- None: Just asking a question out of curiosity
I am running a ray remote task with num_cpus=1 and I notice in the dashboard that many tasks have CPU Usage > 100%, sometimes above 300%
I would like to understand why is that and
- Is it okay or any downside of it exceeding 100% and,
- What could be done to keep it at or below 100% (It doesn’t matter if its not a bad thing though)
@ckapoor can you include a script that sends the CPU into the stratosphere?
Also, include the snapshot of the CPU utilization on the dashboard.
@rickyyx @sangcho This should be curiously intriguing if we can reproduce it.
@ckapoor today Ray resources are logical. This means it doesn’t prevent a task requiring 1 logical cpu to actually over use more physical cpus; and it’s totally OK to use more than claimed from Ray’s point of view.
At the moment Ray doesn’t provide ways to limit task usage. For more information on Ray’s logical resources you can refer to Resources — Ray 2.3.0
Hello @Jules_Damji ,
Unfortunately, I cannot attach the script or share code but essentially its a python script that uses pandas and numpy operations on the data.
I have attached the picture of the task CPU%.
fyi - The solution to the above issue when using Ubuntu machines is to set the ENV variable OMP_NUM_THREADS = 1
I have attached the screen shot for a similar job.
However, Ray team can continue investigating if it helps.
I have a followup question though primarily because of lack of my understanding.

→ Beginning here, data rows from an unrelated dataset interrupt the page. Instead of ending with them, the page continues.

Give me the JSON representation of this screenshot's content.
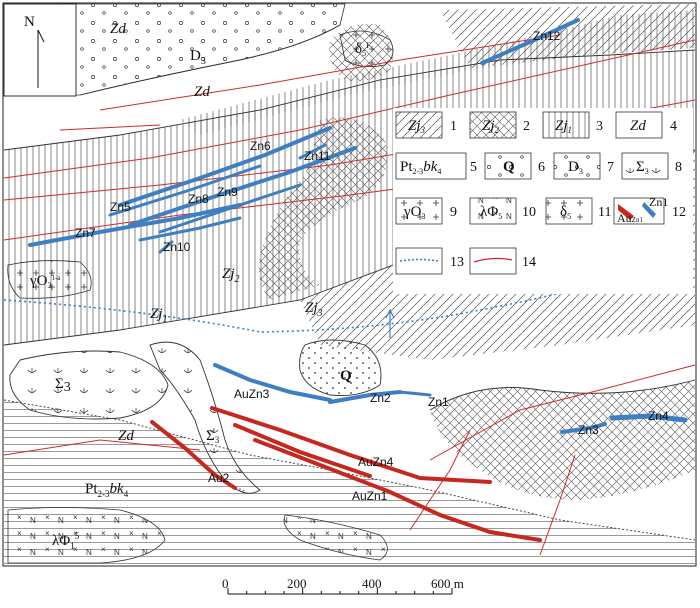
{
  "north": {
    "label": "N"
  },
  "formations": {
    "zd_top": "Zd",
    "d3": "D",
    "d3_sub": "3",
    "zd_mid": "Zd",
    "zj2": "Zj",
    "zj2_sub": "2",
    "zj1": "Zj",
    "zj1_sub": "1",
    "zj3": "Zj",
    "zj3_sub": "3",
    "zd_low": "Zd",
    "pt": "Pt",
    "pt_sub": "2-3",
    "pt_tail": "bk",
    "pt_tail_sub": "4",
    "sigma": "Σ",
    "sigma_sub": "3",
    "sigma2": "Σ",
    "sigma2_sub": "3",
    "q": "Q",
    "lambda_phi": "λΦ",
    "lambda_phi_sub": "1",
    "lambda_phi_sup": "5",
    "gamma": "γO",
    "gamma_sub": "3",
    "gamma_sup": "1-a",
    "delta": "δ",
    "delta_sub": "5",
    "delta_sup": "F"
  },
  "ore_bodies": {
    "zn12": "Zn12",
    "zn6": "Zn6",
    "zn11": "Zn11",
    "zn5": "Zn5",
    "zn8": "Zn8",
    "zn9": "Zn9",
    "zn7": "Zn7",
    "zn10": "Zn10",
    "auzn3": "AuZn3",
    "zn2": "Zn2",
    "zn1": "Zn1",
    "zn3": "Zn3",
    "zn4": "Zn4",
    "auzn4": "AuZn4",
    "auzn1": "AuZn1",
    "au2": "Au2"
  },
  "legend": {
    "items": [
      {
        "num": "1",
        "label": "Zj",
        "sub": "3"
      },
      {
        "num": "2",
        "label": "Zj",
        "sub": "2"
      },
      {
        "num": "3",
        "label": "Zj",
        "sub": "1"
      },
      {
        "num": "4",
        "label": "Zd",
        "sub": ""
      },
      {
        "num": "5",
        "label": "Pt",
        "sub": "2-3",
        "tail": "bk",
        "tail_sub": "4"
      },
      {
        "num": "6",
        "label": "Q",
        "sub": ""
      },
      {
        "num": "7",
        "label": "D",
        "sub": "3"
      },
      {
        "num": "8",
        "label": "Σ",
        "sub": "3"
      },
      {
        "num": "9",
        "label": "γO",
        "sub": "3"
      },
      {
        "num": "10",
        "label": "λΦ",
        "sub": "5"
      },
      {
        "num": "11",
        "label": "δ",
        "sub": "5"
      },
      {
        "num": "12",
        "label_au": "Au",
        "label_au_sub": "Zn1",
        "label_zn": "Zn1"
      },
      {
        "num": "13"
      },
      {
        "num": "14"
      }
    ]
  },
  "scale": {
    "ticks": [
      "0",
      "200",
      "400",
      "600 m"
    ],
    "max_m": 600
  },
  "colors": {
    "ore_zn": "#3d7fc1",
    "ore_au": "#c6281f",
    "fault": "#d22a2a",
    "axis": "#3d7fc1",
    "outline": "#333333"
  }
}
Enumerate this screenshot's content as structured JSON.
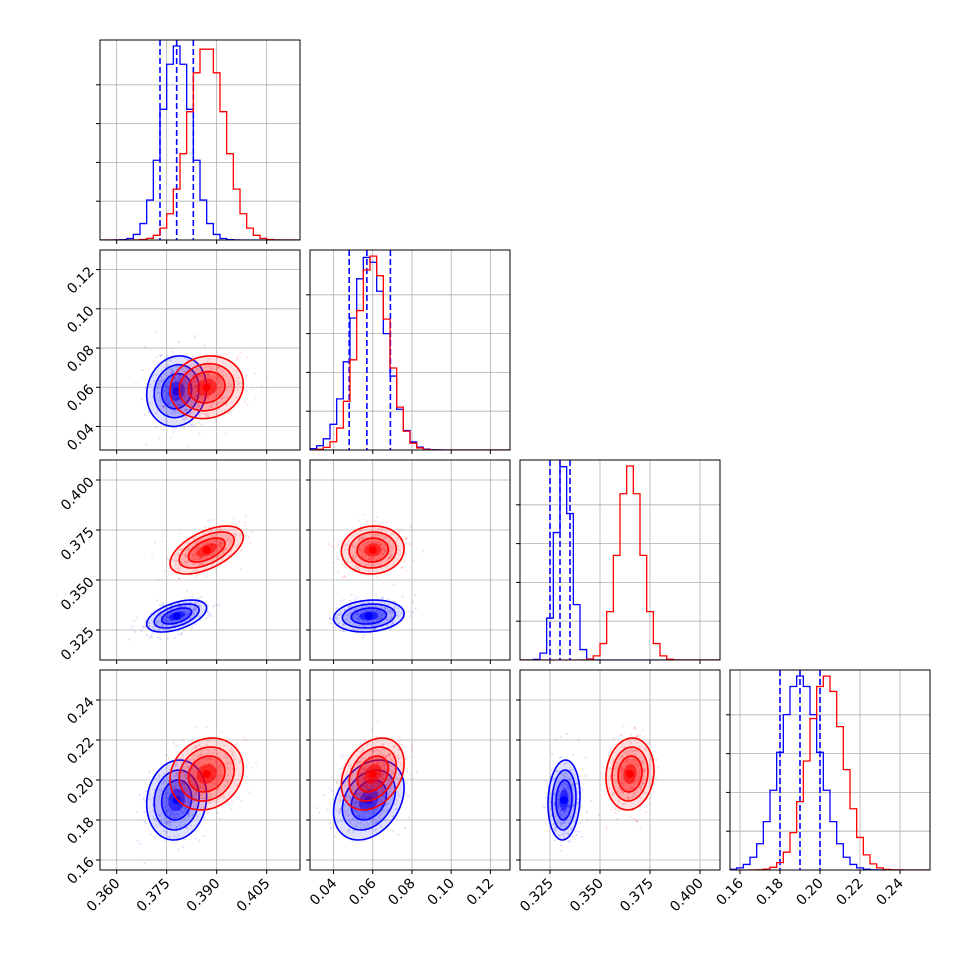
{
  "colors": {
    "series_a": "#0000ff",
    "series_b": "#ff0000",
    "grid": "#b0b0b0",
    "axis": "#000000"
  },
  "chart_data": {
    "type": "corner",
    "params": [
      {
        "range": [
          0.355,
          0.415
        ],
        "ticks": [
          0.36,
          0.375,
          0.39,
          0.405
        ],
        "tick_labels": [
          "0.360",
          "0.375",
          "0.390",
          "0.405"
        ]
      },
      {
        "range": [
          0.028,
          0.13
        ],
        "ticks": [
          0.04,
          0.06,
          0.08,
          0.1,
          0.12
        ],
        "tick_labels": [
          "0.04",
          "0.06",
          "0.08",
          "0.10",
          "0.12"
        ]
      },
      {
        "range": [
          0.31,
          0.41
        ],
        "ticks": [
          0.325,
          0.35,
          0.375,
          0.4
        ],
        "tick_labels": [
          "0.325",
          "0.350",
          "0.375",
          "0.400"
        ]
      },
      {
        "range": [
          0.155,
          0.255
        ],
        "ticks": [
          0.16,
          0.18,
          0.2,
          0.22,
          0.24
        ],
        "tick_labels": [
          "0.16",
          "0.18",
          "0.20",
          "0.22",
          "0.24"
        ]
      }
    ],
    "grid": true,
    "series": [
      {
        "color": "#0000ff",
        "mean": [
          0.378,
          0.058,
          0.332,
          0.19
        ],
        "sd": [
          0.0045,
          0.009,
          0.004,
          0.01
        ],
        "quantiles": [
          [
            0.373,
            0.378,
            0.383
          ],
          [
            0.048,
            0.057,
            0.069
          ],
          [
            0.325,
            0.33,
            0.335
          ],
          [
            0.18,
            0.19,
            0.2
          ]
        ],
        "correlations": {
          "1-0": 0.1,
          "2-0": 0.5,
          "2-1": 0.15,
          "3-0": 0.1,
          "3-1": 0.3,
          "3-2": 0.1
        }
      },
      {
        "color": "#ff0000",
        "mean": [
          0.387,
          0.06,
          0.365,
          0.203
        ],
        "sd": [
          0.0055,
          0.008,
          0.006,
          0.009
        ],
        "quantiles": [],
        "correlations": {
          "1-0": 0.1,
          "2-0": 0.55,
          "2-1": 0.05,
          "3-0": 0.15,
          "3-1": 0.3,
          "3-2": 0.1
        }
      }
    ]
  }
}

The underling EC2 machine shows 90% CPU utilization for hours but the above dashboard shows 99%.
What is the dashboard metric actually capturing?
@rickyyx @sangcho Why the discrepancy from what the dashboard is showing. and what the actual EC2 machine is showing. @ckapoor for the EC2, you using ubuntu utils like htop or top to see the load?
As far as I know, and the @rickyyx can correct me, we get cpu stats from /proc/stat programmatically
with respect to the env OMP_NUM_THREADS, we document the behavior here
@Jules_Damji I am using a much simpler EC2 console.
Please see the attached pic:
Hi, @ckapoor the per process’s CPU unit is a “single CPU”, meaning if you use more than 1 CPU (e.g., multi threading using OMP_NUM_THREADS or some native code using multi threading under the hood), it can exceed 100%. This means you are using more than 1 CPU from a single worker (single python program).